И вот я отперла сундучок, чтобы достать оттуда новое белье, купленное мне де Клималем. «Да, господин де Вальвиль, да,— бормотала я, вынимая белье,— вы еще меня узнаете и будете судить обо мне правильно, как должно». Эти мысли преследовали меня, и, сама того не замечая, я скорее Вальвилю, чем его дядюшке, возвращала подарки, тем более что, отсылая белье, платья и деньги, я собиралась присоединить к посылке письмо, которое решила написать,— я полагала, что все это рассеет заблуждения Вальвиля и заставит его пожалеть о разлуке со мной.

Мне казалось, что у него благородная душа, и я уже заранее радовалась, представляя себе, как он будет горевать, зачем оскорбил девушку, столь достойную уважения, а мне смутно представлялись многие и многие причины, требовавшие почтительного отношения ко мне.
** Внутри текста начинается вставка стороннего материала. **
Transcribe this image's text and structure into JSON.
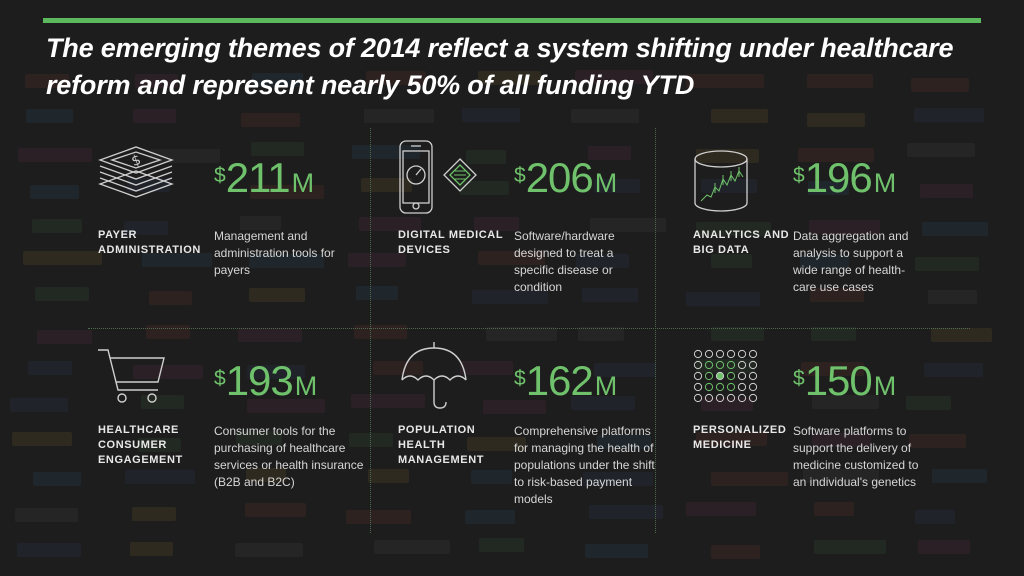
{
  "title": "The emerging themes of 2014 reflect a system shifting under healthcare reform and represent nearly 50% of all funding YTD",
  "colors": {
    "accent": "#5bb85d",
    "amount": "#6fc26b",
    "background": "#1f1f1f"
  },
  "themes": [
    {
      "icon": "stacked-money-icon",
      "currency": "$",
      "value": "211",
      "unit": "M",
      "label": "PAYER ADMINISTRATION",
      "description": "Management and administration tools for payers"
    },
    {
      "icon": "smartphone-chip-icon",
      "currency": "$",
      "value": "206",
      "unit": "M",
      "label": "DIGITAL MEDICAL DEVICES",
      "description": "Software/hardware designed to treat a specific disease or condition"
    },
    {
      "icon": "data-cylinder-icon",
      "currency": "$",
      "value": "196",
      "unit": "M",
      "label": "ANALYTICS AND BIG DATA",
      "description": "Data aggregation and analysis to support a wide range of health-care use cases"
    },
    {
      "icon": "shopping-cart-icon",
      "currency": "$",
      "value": "193",
      "unit": "M",
      "label": "HEALTHCARE CONSUMER ENGAGEMENT",
      "description": "Consumer tools for the purchasing of healthcare services or health insurance (B2B and B2C)"
    },
    {
      "icon": "umbrella-icon",
      "currency": "$",
      "value": "162",
      "unit": "M",
      "label": "POPULATION HEALTH MANAGEMENT",
      "description": "Comprehensive platforms for managing the health of populations under the shift to risk-based payment models"
    },
    {
      "icon": "dot-grid-icon",
      "currency": "$",
      "value": "150",
      "unit": "M",
      "label": "PERSONALIZED MEDICINE",
      "description": "Software platforms to support the delivery of medicine customized to an individual's genetics"
    }
  ]
}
Прежде всего, за меня говорит беспримерное несчастье, постигшее меня, и то, что, несмотря на него, я осталась чиста и невинна, а ведь добродетель и несчастье так украшают друг друга! А кроме того, я молода и хороша собой, чего же еще? Все как по заказу для того, чтобы растрогать великодушного влюбленного, исторгнуть у него вздохи раскаяния в том, что он так оскорбил меня. Лишь бы мне повергнуть Вальвиля в уныние, и я буду довольна; а после этого я не хочу и слышать о нем. У меня возник хороший замысел: больше никогда не видеться с ним; я находила, что это будет с моей стороны красивым и очень гордым поступком; ведь я полюбила его, мне так радостно было видеть, что он заметил мою любовь, и вот, когда я, несмотря на это, порываю с ним, пусть хорошенько поймет, какое сердце он разбил.

А тем временем работа моя подвигалась, и, к вашему удовольствию, замечу, что, предаваясь столь возвышенным и мужественным мыслям, я, складывая белье, любовалась им и говорила себе (но так тихо, что и сама своего шепота не слышала): «А какое красивое белье!» Что означало: «Жаль с ним расставаться».

Мелочные сожаления, не делавшие чести моей гордой досаде, но что поделаешь! Я представляла себе, как бы приятно было надевать это нарядное белье, которое я перебирала сейчас, а великие жертвы даются нелегко; как бы они ни тешили наше сердце, мы бы с удовольствием обошлись без них. «Так что ж вы? Зачем лишили себя удовольствия?» — можно было бы в шутку сказать мне, но ведь если хочешь выглядеть высоким, надо выпрямиться во весь рост, а будешь ежиться да горбиться, покажешься маленьким. Ну, возвратимся к нашему повествованию.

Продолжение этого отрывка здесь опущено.